Getting Started with Amazon EKS – Provisioning and Adding Clusters

Getting Started with Amazon EKS – Provisioning and Adding Clusters

3 min read

This is a simple tutorial on how to launch a new Amazon EKS cluster from scratch and attach to Codefresh.

Have an existing Kubernetes cluster you want to add? Please see the docs.

The source code for this tutorial can be found here:
https://github.com/codefresh-io/eks-installer

Overview

Amazon Elastic Container Service for Kubernetes (Amazon EKS) is the latest product release from AWS, offering fully-hosted Kubernetes clusters.

This is great news for AWS users, however it is not overly simple to understand how EKS fits in with various other AWS services.

To help out others get started with Amazon EKS, I’ve put together a Codefresh pipeline setup.yml that does the following:

  1. Bootstraps an EKS cluster and VPC in your AWS account using Terraform
  2. Saves the Terraform statefile in a Codefresh context
  3. Creates some base Kubernetes resources
  4. Initializes Helm in the cluster
  5. Adds the cluster to your Codefresh account

There is also a corresponding teardown.yml that:

  1. Loads the Terraform statefile from Codefresh context
  2. Destroys the EKS cluster from your AWS account using Terraform
  3. Removes the cluster from your Codefresh account

Follow the instructions below to setup these pipelines in your account. After clicking the “Build” button, your cluster should be ready to use in 10-20 minutes!

Setting up the Pipelines

Add Repository and setup.yml pipeline

In your Codefresh account, at the top right of your screen click the “Add Repository” button. Turn on “Add by URL”. Enter the following repository URL (or create and use a fork):
https://github.com/codefresh-io/eks-installer

Click “Next”. Click the “Select” button under “I have a Codefresh.yml file”. For the path to codefresh.yml, enter the following:
.codefresh/setup.yml

Click through the rest of the dialogue to create the setup.yml pipeline.

Configure Triggers

Before going forward, make sure to delete any unwanted trigger configuration that may result in an unexpected EKS cluster launch:

Add teardown.yml pipeline

In the same repository view, click the “Add Pipeline” link.
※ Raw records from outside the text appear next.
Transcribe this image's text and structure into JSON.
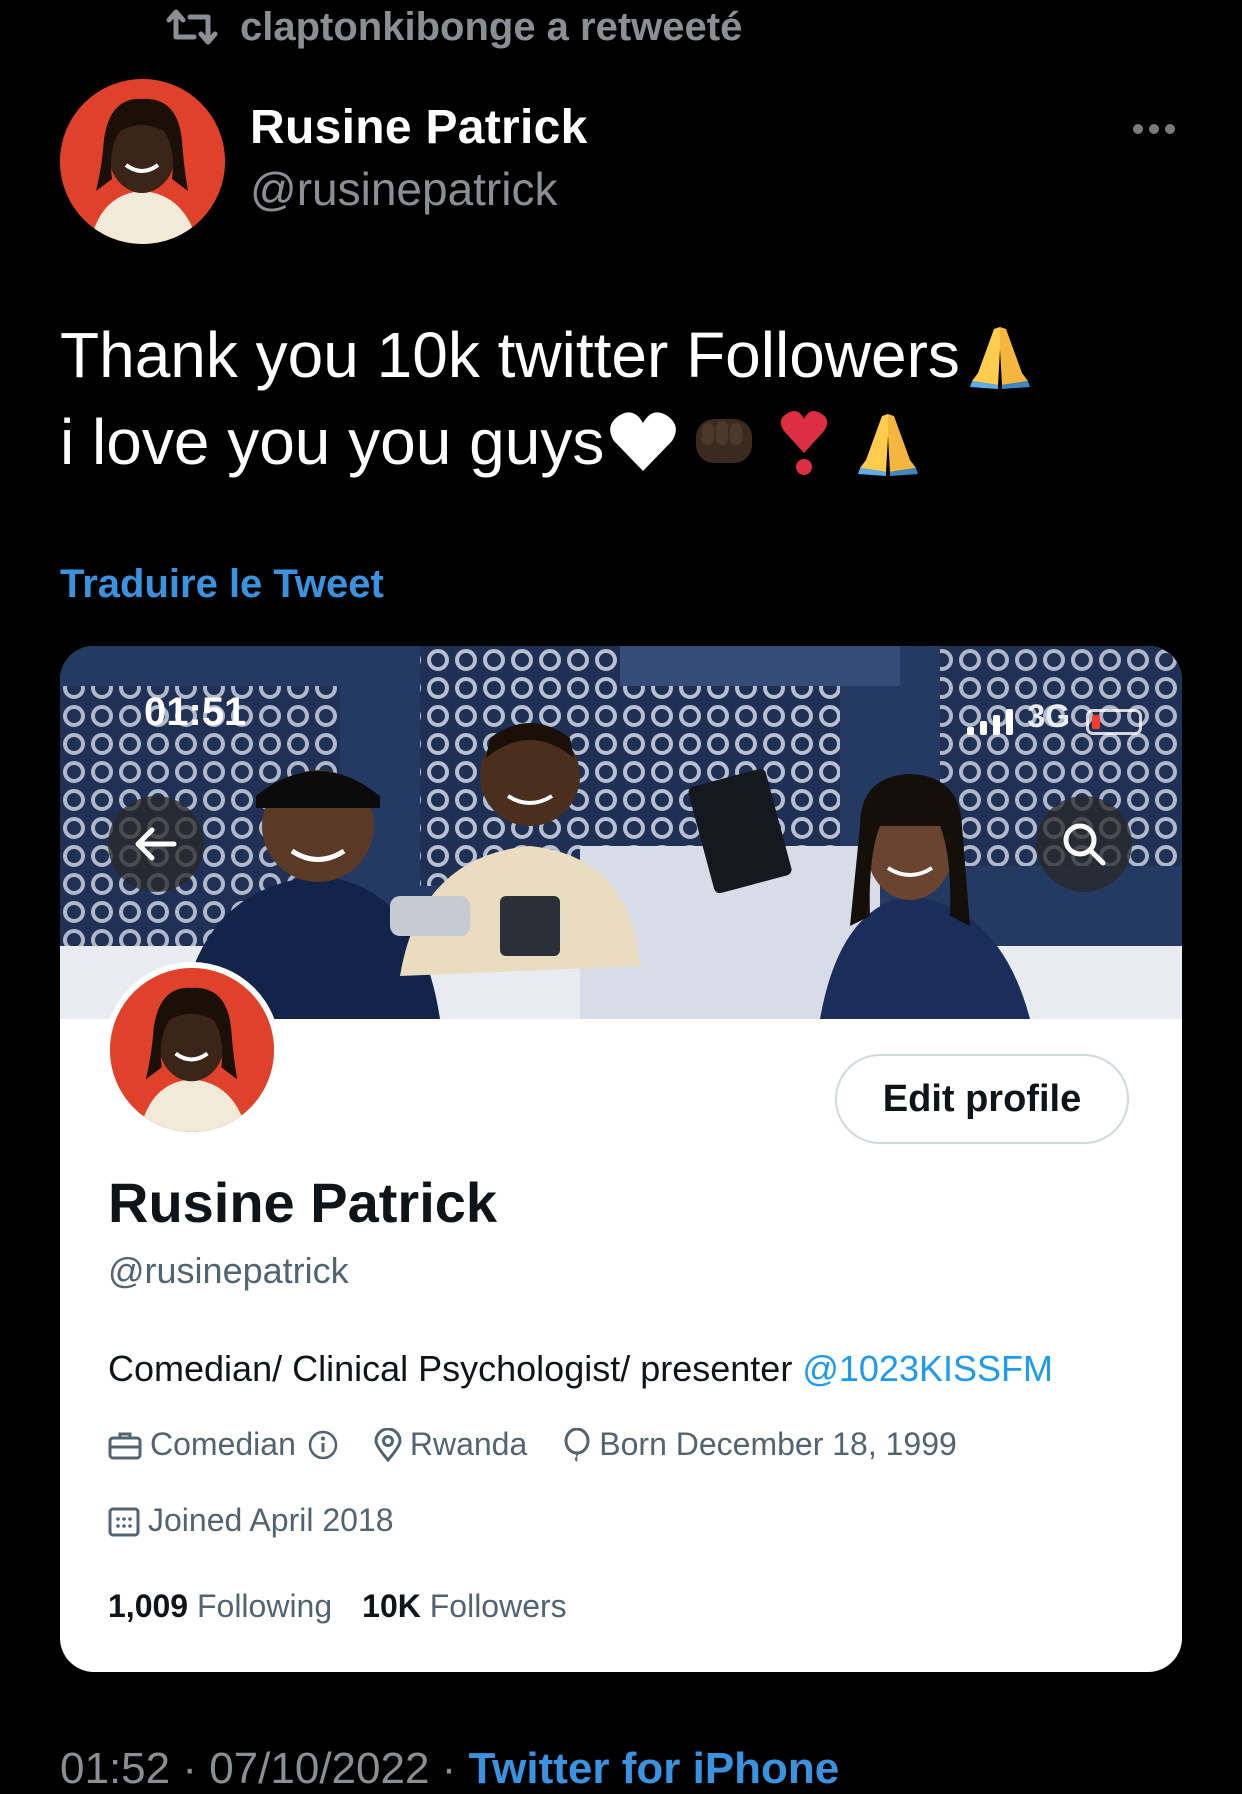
{
  "retweet": {
    "text": "claptonkibonge a retweeté",
    "icon": "retweet-icon"
  },
  "author": {
    "name": "Rusine Patrick",
    "handle": "@rusinepatrick",
    "more_icon": "more-horizontal-icon"
  },
  "tweet": {
    "line1": "Thank you 10k twitter Followers",
    "line2": "i love you you guys",
    "emoji_line1": [
      "folded-hands-emoji"
    ],
    "emoji_line2": [
      "white-heart-emoji",
      "fist-bump-emoji",
      "heart-exclamation-emoji",
      "folded-hands-emoji"
    ]
  },
  "translate_label": "Traduire le Tweet",
  "embedded_profile": {
    "status_time": "01:51",
    "network": "3G",
    "back_icon": "arrow-left-icon",
    "search_icon": "search-icon",
    "edit_button": "Edit profile",
    "name": "Rusine Patrick",
    "handle": "@rusinepatrick",
    "bio_text": "Comedian/ Clinical Psychologist/ presenter ",
    "bio_mention": "@1023KISSFM",
    "category": "Comedian",
    "location": "Rwanda",
    "birthday": "Born December 18, 1999",
    "joined": "Joined April 2018",
    "following_count": "1,009",
    "following_label": "Following",
    "followers_count": "10K",
    "followers_label": "Followers"
  },
  "footer": {
    "timestamp": "01:52 · 07/10/2022 · ",
    "source": "Twitter for iPhone"
  },
  "colors": {
    "background": "#000000",
    "link": "#3a93e0",
    "muted": "#8b8f94",
    "mention": "#1d9bf0",
    "avatar_bg": "#e0412a"
  }
}
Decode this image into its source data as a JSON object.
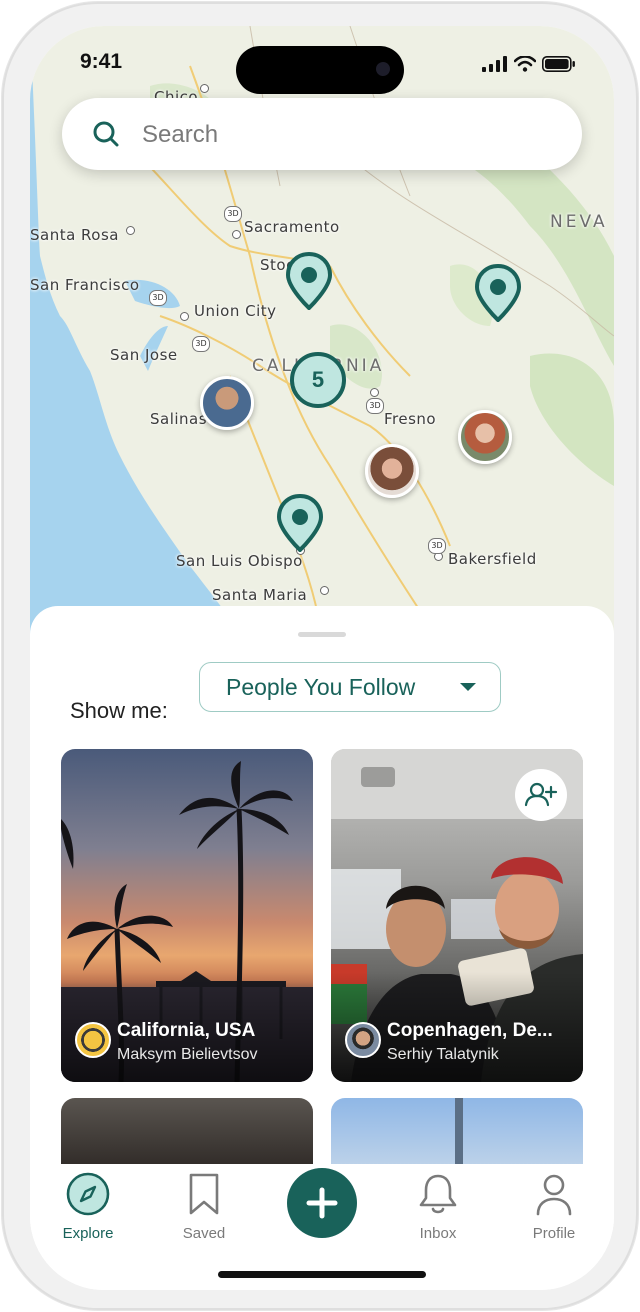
{
  "status_bar": {
    "time": "9:41"
  },
  "search": {
    "placeholder": "Search"
  },
  "map": {
    "labels": {
      "chico": "Chico",
      "santa_rosa": "Santa Rosa",
      "sacramento": "Sacramento",
      "stockton": "Stockton",
      "san_francisco": "San Francisco",
      "union_city": "Union City",
      "san_jose": "San Jose",
      "california": "CALIFORNIA",
      "salinas": "Salinas",
      "fresno": "Fresno",
      "nevada": "NEVA",
      "san_luis_obispo": "San Luis Obispo",
      "bakersfield": "Bakersfield",
      "santa_maria": "Santa Maria",
      "hwy": "3D"
    },
    "cluster_count": "5",
    "colors": {
      "pin": "#19625a",
      "pin_fill": "#bfe6e0",
      "water": "#a6d3ee",
      "land": "#eef0e4",
      "green": "#cfe3bd"
    }
  },
  "sheet": {
    "show_me_label": "Show me:",
    "filter": {
      "selected": "People You Follow"
    }
  },
  "cards": [
    {
      "title": "California, USA",
      "user": "Maksym Bielievtsov"
    },
    {
      "title": "Copenhagen, De...",
      "user": "Serhiy Talatynik"
    }
  ],
  "tabs": {
    "explore": "Explore",
    "saved": "Saved",
    "inbox": "Inbox",
    "profile": "Profile"
  },
  "icons": [
    "search-icon",
    "map-pin-icon",
    "add-person-icon",
    "compass-icon",
    "bookmark-icon",
    "plus-icon",
    "bell-icon",
    "person-icon",
    "signal-icon",
    "wifi-icon",
    "battery-icon",
    "chevron-down-icon"
  ]
}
Name this pipeline something like “eks-uninstaller”.

At the bottom of the page, in the “Workflow” section, select “YAML”. Click “Use YAML from Repository”. Enter the following:
.codefresh/teardown.yml

Click “Save”.

Setup Environment Variables

Under the “General” tab, add the following global variables to be used by both of the pipelines:

AWS_ACCESS_KEY_ID encrypted – AWS access key ID
AWS_SECRET_ACCESS_KEY encrypted – AWS secret access key
CLUSTER_NAME – unique EKS cluster name

Additionally, you can add the following optional variables for fine-tuned setup:

CLUSTER_SIZE – number of nodes in ASG (default: 1)
CLUSTER_REGION – AWS region to deploy to (default: us-west-2)
CLUSTER_INSTANCE_TYPE – EC2 instance type (default: m4.large)

Note that at the time of writing, EKS is only available in regions us-east-1 and us-west-2 (and seems to have reached capacity in us-east-1). Your best best is to stick with us-west-2 for now.

Click “Save”.

Create new EKS Cluster

At this point, all you need to do is click “Build” on the setup.yml pipeline (eks-installer)

and wait…

Once the build is complete, navigate to the Kubernetes services page to view your newly-created EKS cluster in Codefresh:

You can then use this cluster to deploy to from your pipelines etc.

Teardown EKS Cluster

Similar to steps above, all you need to do to teardown your EKS cluster is to click “Build” on the teardown.yml pipeline (eks-uninstaller)

and wait…

Once the build is complete, the EKS cluster and all associated AWS resources will be destroyed, and the cluster will be removed from your Codefresh account.